Article by Nick Messe

The current troubled times that General Motors is going through can easily obscure the simple fact that General Motors has been a wildly successful company for almost a hundred years. For decades General Motors has enjoyed a position of automobile manufacturing supremacy, selling more vehicles around the world than any other company. But that dominance was not without its ups and downs.

General Motors has a long and somewhat complicated history. The company was started by William Durant in 1908 as a holding company for the Buick manufacturing company. Within a year it had acquired Oldsmobile, Cadillac and several other smaller companies.

Very soon after this rapid expansion, car sales in the U.S. softened considerably and the company ran into problems in some ways very similar to those of the last few years. Because he had borrowed heavily to expand the company quickly Durant was forced out of his ownership position so the company could reorganize.

In retrospect this was a good thing and forced Durant to go back to the drawing board. The result was the birth of Chevrolet, a brand modeled to some degree on the ideas of Henry Ford whose original, very successful objective was to make an attractive and affordable car for the working men and women of America.

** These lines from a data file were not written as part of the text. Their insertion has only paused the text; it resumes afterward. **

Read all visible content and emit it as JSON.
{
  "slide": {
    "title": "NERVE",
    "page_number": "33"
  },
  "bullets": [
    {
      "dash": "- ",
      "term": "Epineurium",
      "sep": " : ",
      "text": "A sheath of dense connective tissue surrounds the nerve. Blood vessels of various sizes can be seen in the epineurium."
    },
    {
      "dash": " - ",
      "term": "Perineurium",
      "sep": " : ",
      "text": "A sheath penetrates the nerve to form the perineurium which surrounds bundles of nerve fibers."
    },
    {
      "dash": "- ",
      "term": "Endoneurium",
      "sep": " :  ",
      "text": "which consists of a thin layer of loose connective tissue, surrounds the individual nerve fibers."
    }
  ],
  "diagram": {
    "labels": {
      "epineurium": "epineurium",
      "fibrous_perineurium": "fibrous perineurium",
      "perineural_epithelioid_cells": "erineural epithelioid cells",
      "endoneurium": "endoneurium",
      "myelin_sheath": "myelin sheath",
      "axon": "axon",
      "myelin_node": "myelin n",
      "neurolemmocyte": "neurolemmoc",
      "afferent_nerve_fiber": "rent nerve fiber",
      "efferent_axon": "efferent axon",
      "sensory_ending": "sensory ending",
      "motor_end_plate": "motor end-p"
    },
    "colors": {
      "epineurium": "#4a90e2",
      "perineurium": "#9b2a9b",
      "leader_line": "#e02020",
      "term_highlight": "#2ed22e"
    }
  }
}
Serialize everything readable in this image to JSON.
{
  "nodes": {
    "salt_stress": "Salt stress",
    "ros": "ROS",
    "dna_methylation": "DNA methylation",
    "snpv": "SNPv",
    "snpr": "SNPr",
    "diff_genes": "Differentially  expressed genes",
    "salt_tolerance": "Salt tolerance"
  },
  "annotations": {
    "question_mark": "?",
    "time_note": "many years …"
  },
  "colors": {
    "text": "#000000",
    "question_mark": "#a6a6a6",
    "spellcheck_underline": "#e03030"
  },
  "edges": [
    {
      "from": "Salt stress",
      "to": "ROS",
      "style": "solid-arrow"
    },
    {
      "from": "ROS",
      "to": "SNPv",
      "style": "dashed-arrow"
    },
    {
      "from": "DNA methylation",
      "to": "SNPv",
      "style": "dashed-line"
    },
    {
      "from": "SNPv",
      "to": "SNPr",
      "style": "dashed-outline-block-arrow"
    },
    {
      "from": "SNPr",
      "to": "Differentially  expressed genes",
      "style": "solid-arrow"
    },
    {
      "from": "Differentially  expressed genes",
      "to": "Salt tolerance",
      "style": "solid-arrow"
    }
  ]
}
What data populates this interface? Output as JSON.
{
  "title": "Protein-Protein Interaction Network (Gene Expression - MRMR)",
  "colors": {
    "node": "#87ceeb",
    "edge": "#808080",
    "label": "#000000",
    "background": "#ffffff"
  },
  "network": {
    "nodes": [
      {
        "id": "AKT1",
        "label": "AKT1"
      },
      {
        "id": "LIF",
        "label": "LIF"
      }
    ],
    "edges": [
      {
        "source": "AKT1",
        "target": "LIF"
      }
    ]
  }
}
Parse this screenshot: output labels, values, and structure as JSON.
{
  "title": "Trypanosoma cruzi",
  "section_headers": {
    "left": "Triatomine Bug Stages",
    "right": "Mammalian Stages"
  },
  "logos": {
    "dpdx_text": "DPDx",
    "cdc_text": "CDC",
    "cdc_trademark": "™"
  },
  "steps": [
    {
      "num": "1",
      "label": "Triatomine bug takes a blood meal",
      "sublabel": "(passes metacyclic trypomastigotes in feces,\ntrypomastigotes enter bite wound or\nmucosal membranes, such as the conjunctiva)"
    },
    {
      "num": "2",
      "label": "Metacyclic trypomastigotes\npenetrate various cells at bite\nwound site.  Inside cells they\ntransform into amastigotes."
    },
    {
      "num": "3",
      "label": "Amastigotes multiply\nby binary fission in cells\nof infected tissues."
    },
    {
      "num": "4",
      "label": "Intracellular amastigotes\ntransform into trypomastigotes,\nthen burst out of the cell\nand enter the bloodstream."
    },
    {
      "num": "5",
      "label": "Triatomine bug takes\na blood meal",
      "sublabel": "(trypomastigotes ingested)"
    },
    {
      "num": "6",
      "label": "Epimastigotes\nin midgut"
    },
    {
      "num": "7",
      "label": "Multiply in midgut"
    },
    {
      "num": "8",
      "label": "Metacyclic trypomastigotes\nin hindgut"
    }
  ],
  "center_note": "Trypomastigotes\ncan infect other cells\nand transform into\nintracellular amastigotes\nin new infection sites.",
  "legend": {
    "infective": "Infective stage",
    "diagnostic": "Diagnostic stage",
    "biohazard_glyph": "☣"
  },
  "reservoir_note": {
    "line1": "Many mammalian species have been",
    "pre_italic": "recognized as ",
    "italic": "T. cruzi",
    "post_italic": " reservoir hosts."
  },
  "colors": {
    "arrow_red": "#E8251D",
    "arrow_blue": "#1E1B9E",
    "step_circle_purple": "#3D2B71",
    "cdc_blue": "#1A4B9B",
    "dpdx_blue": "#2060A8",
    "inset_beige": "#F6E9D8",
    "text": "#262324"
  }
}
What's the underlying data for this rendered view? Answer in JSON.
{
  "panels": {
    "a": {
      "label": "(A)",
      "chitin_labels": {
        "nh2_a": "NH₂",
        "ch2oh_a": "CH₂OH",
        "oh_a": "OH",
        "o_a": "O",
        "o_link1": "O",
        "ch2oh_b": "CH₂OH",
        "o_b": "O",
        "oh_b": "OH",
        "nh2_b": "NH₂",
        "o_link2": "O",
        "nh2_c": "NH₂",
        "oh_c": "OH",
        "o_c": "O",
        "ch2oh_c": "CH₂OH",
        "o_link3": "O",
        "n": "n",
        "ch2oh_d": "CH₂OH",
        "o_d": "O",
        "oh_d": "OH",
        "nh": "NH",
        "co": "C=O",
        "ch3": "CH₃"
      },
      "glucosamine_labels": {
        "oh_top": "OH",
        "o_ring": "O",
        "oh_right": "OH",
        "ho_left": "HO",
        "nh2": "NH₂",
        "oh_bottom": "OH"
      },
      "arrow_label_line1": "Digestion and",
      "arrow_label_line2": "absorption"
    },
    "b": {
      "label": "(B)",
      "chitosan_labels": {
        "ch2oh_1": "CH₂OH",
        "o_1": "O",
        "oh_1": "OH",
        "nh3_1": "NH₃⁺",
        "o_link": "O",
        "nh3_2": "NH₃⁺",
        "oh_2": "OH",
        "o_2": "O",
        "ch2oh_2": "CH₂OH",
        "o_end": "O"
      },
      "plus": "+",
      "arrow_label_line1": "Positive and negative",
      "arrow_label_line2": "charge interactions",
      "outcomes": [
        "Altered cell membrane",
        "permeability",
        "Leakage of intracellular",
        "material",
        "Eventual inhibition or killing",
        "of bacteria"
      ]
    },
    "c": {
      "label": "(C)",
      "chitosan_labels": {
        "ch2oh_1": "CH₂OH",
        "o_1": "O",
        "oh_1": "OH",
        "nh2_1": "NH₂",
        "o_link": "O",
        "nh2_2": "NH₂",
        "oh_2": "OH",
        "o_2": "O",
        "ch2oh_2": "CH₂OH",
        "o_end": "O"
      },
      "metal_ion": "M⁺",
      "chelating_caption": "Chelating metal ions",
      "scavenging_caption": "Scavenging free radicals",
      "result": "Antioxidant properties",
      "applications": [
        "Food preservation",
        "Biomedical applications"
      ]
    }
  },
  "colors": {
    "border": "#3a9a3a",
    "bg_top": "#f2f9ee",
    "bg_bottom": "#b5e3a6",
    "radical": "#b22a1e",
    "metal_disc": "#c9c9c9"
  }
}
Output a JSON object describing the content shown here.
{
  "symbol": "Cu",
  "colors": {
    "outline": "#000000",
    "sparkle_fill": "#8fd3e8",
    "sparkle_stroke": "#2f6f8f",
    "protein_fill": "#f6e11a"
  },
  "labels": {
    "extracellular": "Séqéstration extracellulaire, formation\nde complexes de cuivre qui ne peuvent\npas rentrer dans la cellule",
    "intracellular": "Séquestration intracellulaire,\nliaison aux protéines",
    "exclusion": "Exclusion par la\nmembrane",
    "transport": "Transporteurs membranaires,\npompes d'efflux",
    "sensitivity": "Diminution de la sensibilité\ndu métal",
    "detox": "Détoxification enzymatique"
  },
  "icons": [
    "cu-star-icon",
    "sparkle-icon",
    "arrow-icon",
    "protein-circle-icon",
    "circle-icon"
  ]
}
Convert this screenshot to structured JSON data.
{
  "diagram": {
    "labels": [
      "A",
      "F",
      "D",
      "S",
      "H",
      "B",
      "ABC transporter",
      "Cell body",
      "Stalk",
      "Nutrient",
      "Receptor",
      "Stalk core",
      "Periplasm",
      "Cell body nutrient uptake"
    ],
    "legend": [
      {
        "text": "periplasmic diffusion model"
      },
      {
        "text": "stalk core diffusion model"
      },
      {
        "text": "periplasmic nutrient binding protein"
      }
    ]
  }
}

The success of Chevrolet gave Durant the power and influence to gradually buy back into General Motors, and within a few short years he had acquired a controling interest in General Motors again.

Durant reorganized General Motors in the U.S. and was also instrumental in forging a partnership with Colonel Sam McLaughlin of Toronto Canada to form General Motors Canada. From that day till the present General Motors has remained an integrated North American company with approximately 20% of its manufacturing capacity located in southern Ontario, Canada.

The early success of the new General Motors Corporation was due in large part to the success of Chevrolet. In those early days “Chevy” was an innovative brand which had carved out a distinctive niche – to provide a better alternative to the “everyman” customer who had come to identify with Henry Ford’s early vehicles.

As early as 1918 Chevrolet introduced a production V-8 engine, an overhead valve inline six cylinder engine, more advanced carburetors, the three speed transmission, and a five seater touring vehicle. Innovation continued through the next few decades and GM’s share of world wide vehicles steadily increased. By 1931 General Motors had climbed to the number one position in world wide vehicle sales, a position it would retain until 2007 when Toyota claimed the position.

General Motors’ innovation was slowed to some degree by the war effort. During the World War II much of GM’s capacity was given over to production of military vehicles and armaments. But immediately after the war GM was back in high gear producing trend setting vehicles and racking up sales records in the showroom.

By the 1950s General Motors had become an American institution with a vehicle for every market niche – low end, middle of the road, high end, trucks and commercial vehicles – GM was everywhere. In fact by 1963 Chevrolet itself accounted for one in every ten new cars sold in the U.S.